There are three main viewpoints utilised by the author. The first, and least satisfying, is that of the team of detectives involved in trying to find a missing girl. In charge is Detective Chief Inspector Joan Renwick, still affected by a previous missing-person case which ended badly. He is assisted by DS Mike Stakowski. Their relationship is well-developed with a believable level of banter and respect, along with hints of an unrequited attraction, particularly from Mike’s view, which makes for a great pair of characters. Unfortunately, the rest of the police department is a little underdeveloped and the number of different officers mentioned makes it a hard to follow who’s who. There’s a sense that the numbers involved are an obstruction to the author, too, so when a large portion of the squad is dispatched in a selection of grizzly ways it’s something of a relief.
The second narrative viewpoint is that of TV psychic Allen Cowell and his driven sister Vera. Here the revelations in their back-story provide some of the most effective and gut-wrenching scenes of the novel and showcase Bestwick’s powerful yet restrained prose, where just enough detail is given to allow reading between the lines to ensure the scenes are not gratuitous. This shows a level of trust both in the reader and in the writer’s own ability, which sets these scenes apart from the average horror novel. Allen’s spirit guides are the three boys who were left behind when he and his sister made their escape from Kempforth, and the scenes when they appear to Allen are amongst the most chilling in recent horror fiction. There is also an aspect to the sibling’s relationship that makes the skin crawl for less supernatural reasons.

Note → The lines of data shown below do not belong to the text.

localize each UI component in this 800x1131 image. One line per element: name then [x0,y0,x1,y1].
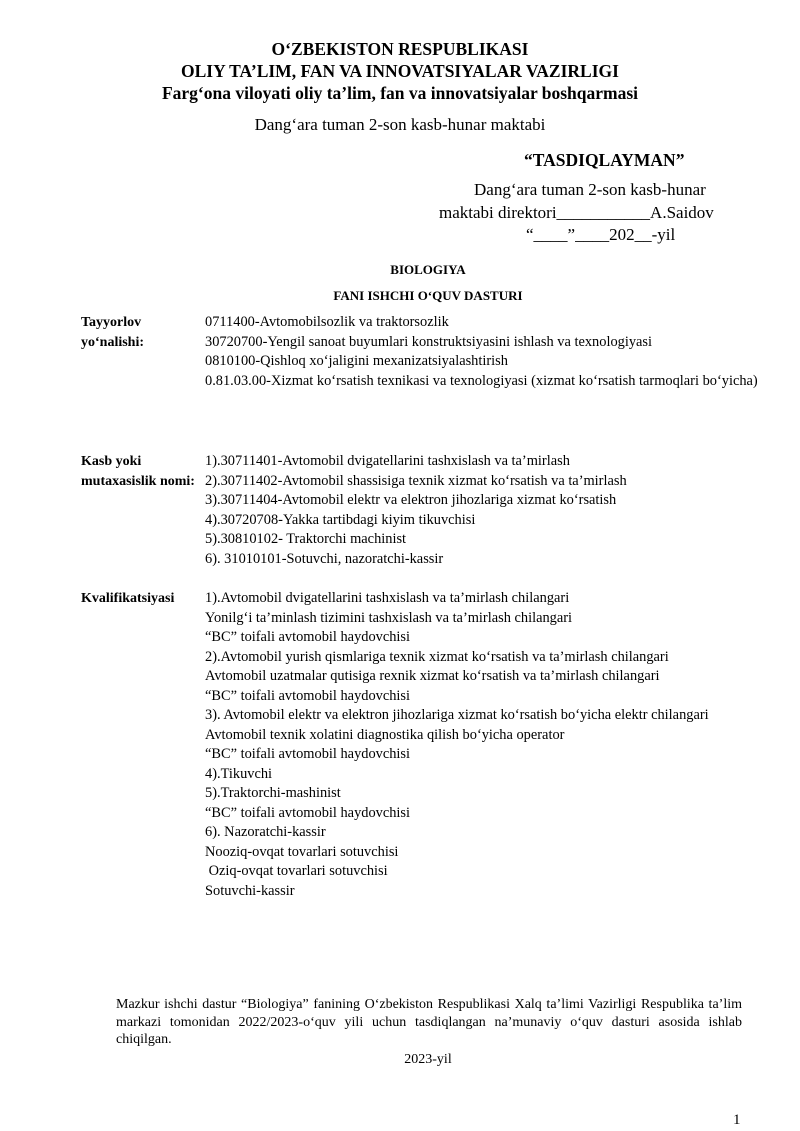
country-name: O‘ZBEKISTON RESPUBLIKASI [271,39,529,59]
list-item: 0711400-Avtomobilsozlik va traktorsozlik [205,314,449,330]
approval-title: “TASDIQLAYMAN” [524,150,685,170]
approval-line-2: maktabi direktori___________A.Saidov [439,203,714,222]
list-item: 5).Traktorchi-mashinist [205,785,341,801]
list-item: Oziq-ovqat tovarlari sotuvchisi [205,863,388,879]
list-item: Nooziq-ovqat tovarlari sotuvchisi [205,843,399,860]
approval-line-1: Dang‘ara tuman 2-son kasb-hunar [474,180,706,199]
ministry-name: OLIY TA’LIM, FAN VA INNOVATSIYALAR VAZIRLIGI [181,61,619,81]
page-number: 1 [733,1112,741,1128]
list-item: 5).30810102- Traktorchi machinist [205,531,407,547]
footer-year: 2023-yil [404,1052,452,1067]
qualification-label: Kvalifikatsiyasi [81,591,175,606]
list-item: 1).30711401-Avtomobil dvigatellarini tashxislash va ta’mirlash [205,453,570,469]
qualification-list [205,589,772,901]
list-item: 1).Avtomobil dvigatellarini tashxislash va ta’mirlash chilangari [205,590,570,606]
program-title: FANI ISHCHI O‘QUV DASTURI [333,288,523,303]
school-name: Dang‘ara tuman 2-son kasb-hunar maktabi [254,115,546,134]
list-item: “BC” toifali avtomobil haydovchisi [205,629,411,645]
footer-note: Mazkur ishchi dastur “Biologiya” fanining O‘zbekiston Respublikasi Xalq ta’limi Vazirligi Respublika ta’lim markazi tomonidan 2022/2023-o‘quv yili uchun tasdiqlangan na’munaviy o‘quv dasturi asosida ishlab chiqilgan. [116,997,742,1047]
list-item: 30720700-Yengil sanoat buyumlari konstruktsiyasini ishlash va texnologiyasi [205,333,653,350]
document-header [0,38,800,136]
list-item: “BC” toifali avtomobil haydovchisi [205,746,411,762]
list-item: Avtomobil uzatmalar qutisiga rexnik xizmat ko‘rsatish va ta’mirlash chilangari [205,668,660,684]
training-direction-list [205,313,772,391]
list-item: Yonilg‘i ta’minlash tizimini tashxislash va ta’mirlash chilangari [205,609,573,626]
list-item: 0.81.03.00-Xizmat ko‘rsatish texnikasi va texnologiyasi (xizmat ko‘rsatish tarmoqlari bo‘yicha) [205,372,758,389]
list-item: “BC” toifali avtomobil haydovchisi [205,687,411,704]
profession-label: Kasb yoki mutaxasislik nomi: [81,454,195,489]
list-item: 6). Nazoratchi-kassir [205,824,326,840]
list-item: “BC” toifali avtomobil haydovchisi [205,804,411,821]
list-item: 2).30711402-Avtomobil shassisiga texnik xizmat ko‘rsatish va ta’mirlash [205,472,627,489]
training-direction-label: Tayyorlov yo‘nalishi: [81,315,145,350]
list-item: 6). 31010101-Sotuvchi, nazoratchi-kassir [205,550,444,567]
list-item: 2).Avtomobil yurish qismlariga texnik xizmat ko‘rsatish va ta’mirlash chilangari [205,648,669,665]
list-item: Avtomobil texnik xolatini diagnostika qilish bo‘yicha operator [205,726,565,743]
list-item: 3). Avtomobil elektr va elektron jihozlariga xizmat ko‘rsatish bo‘yicha elektr chilangari [205,707,709,723]
list-item: 4).Tikuvchi [205,765,273,782]
list-item: Sotuvchi-kassir [205,882,295,899]
list-item: 3).30711404-Avtomobil elektr va elektron jihozlariga xizmat ko‘rsatish [205,492,617,508]
approval-date-line: “____”____202__-yil [526,225,676,244]
list-item: 0810100-Qishloq xo‘jaligini mexanizatsiyalashtirish [205,353,508,369]
profession-list [205,452,772,569]
regional-department: Farg‘ona viloyati oliy ta’lim, fan va innovatsiyalar boshqarmasi [161,83,639,103]
list-item: 4).30720708-Yakka tartibdagi kiyim tikuvchisi [205,511,476,528]
subject-title: BIOLOGIYA [390,262,466,277]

The final protagonist is Anna Mason, a single woman struggling to juggle the demands of family, a bereaved brother, his young daughter and their elderly gran. She harbours a desire to escape to the big city to explore her sexuality and aspirations. Having an interest in local history means much of the exposition falls to her, although this is well handled and never feels forced. Anna is the most likeable character in the book, which helps to make the scenes where she is at the centre of the peril all the more nerve-wracking. Ultimately she is the character who pushes the narrative along the most.
Interspersed with the chapters from these viewpoint characters are first-person testimonies from some of the soldiers who were affected by the events of World War One, and particularly Passchendaele, who, on their return, find themselves treated at Ash Fell. These passages add a sense of the violence and suffering endured by the soldiers of Kempforth but ultimately they slow the narrative down, bringing the reader out of the main story when it’s at its most engrossing. The voices are indistinct and the temptation to skim-read these passages in order to get back to the story is there. There is also a coda at the end of the book that is similar to the recently released A Cold Season by Alison Littlewood, which veers close to cliché and, as in the case of the aforementioned novel, weakens what is otherwise a strong climax to a superbly realised novel.
The evil beings of the title are the ‘Spindly Men’, figures of local legend in the town of Kempforth, who are said to have risen from Hell and who, as they have no faces of their own, seek out people willing to make masks for them to wear in return for the power to command their actions. This legend is used by the group responsible for the abuse of Allen and Vera as children in order to disguise their real identities. This blurring of the lines gives a great ambiguity to the opening third of the novel, where the reader is not quite sure if the supernatural element is real or imagined.
The Faceless contains a level of craft and execution that, alongside the work of Ramsey Campbell, Conrad Williams and Gary McMahon, goes a long way in restoring the reputation of the horror novel, given the genre’s inconsistency following on from the 80s boom. Commissioning editors at imprints such as Angry Robot, Solaris and Jo Fletcher Books should be praised for having faith in new writers tackling tough subject matter with intelligence and imaginative flair. Bestwick has these qualities in abundance and is certainly a name to watch out for in the future.